Fifty Over Fifty: Wise and Wild Women Creating Wonderful Lives (And You Can Too!)
Drawn from the lives of fifty women who built rewarding lives on their own terms, Dr. Susan R. Meyer’s guide distills seven key factors for creating the life you deserve — at any age. Her subjects span Fortune 100 executives, entrepreneurs, a home health aide, and a retired saleswoman, and among them have weathered job loss, divorce, illness, and widowhood.

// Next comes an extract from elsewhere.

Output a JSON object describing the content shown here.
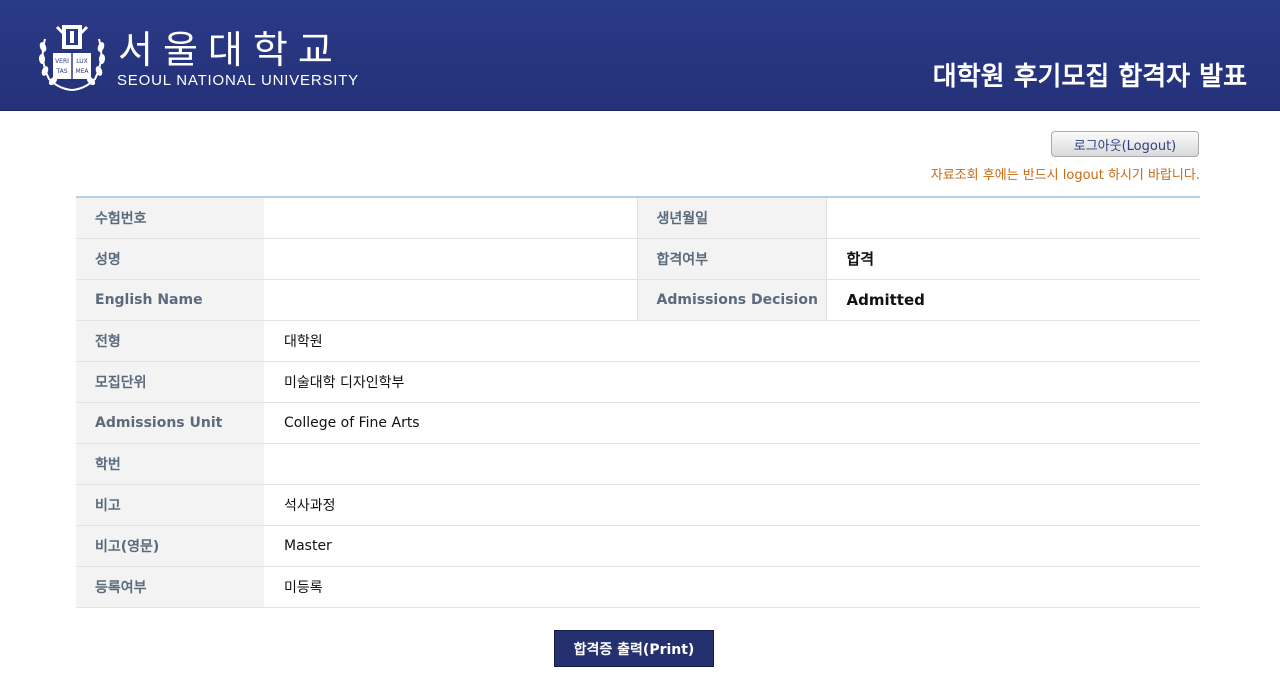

Part inspiration, part practical roadmap for reinvention in the second half of life.

Fine, I’m a Terrible Person
Broke, eccentric, seventy-three-year-old Aurora drives to LA chasing a possible inheritance; her estranged, perfectionist forty-three-year-old daughter heads there to spy on her husband. Their quests collide over one chaotic, unexpectedly healing weekend. A sharp comic novel.

Game of Crones
Stripped of her magick, Claire alone knows the dark god Morok has infiltrated the Crones—and must recover her power in time to stop him. Book 3 of The Crone Wars urban fantasy series.

Goodbye to the Blues
The closing book in Lynne Spreen’s Karen Grace series. As Karen travels between friends scattered from Palm Springs to Denver, four love stories unfold around her — a young couple cracking under success, a senior couple who must finally step into the open, a caretaker facing a hard choice, and a workaholic deciding what matters most. Then she heads home to North Dakota, where her own marriage takes a turn she never saw coming.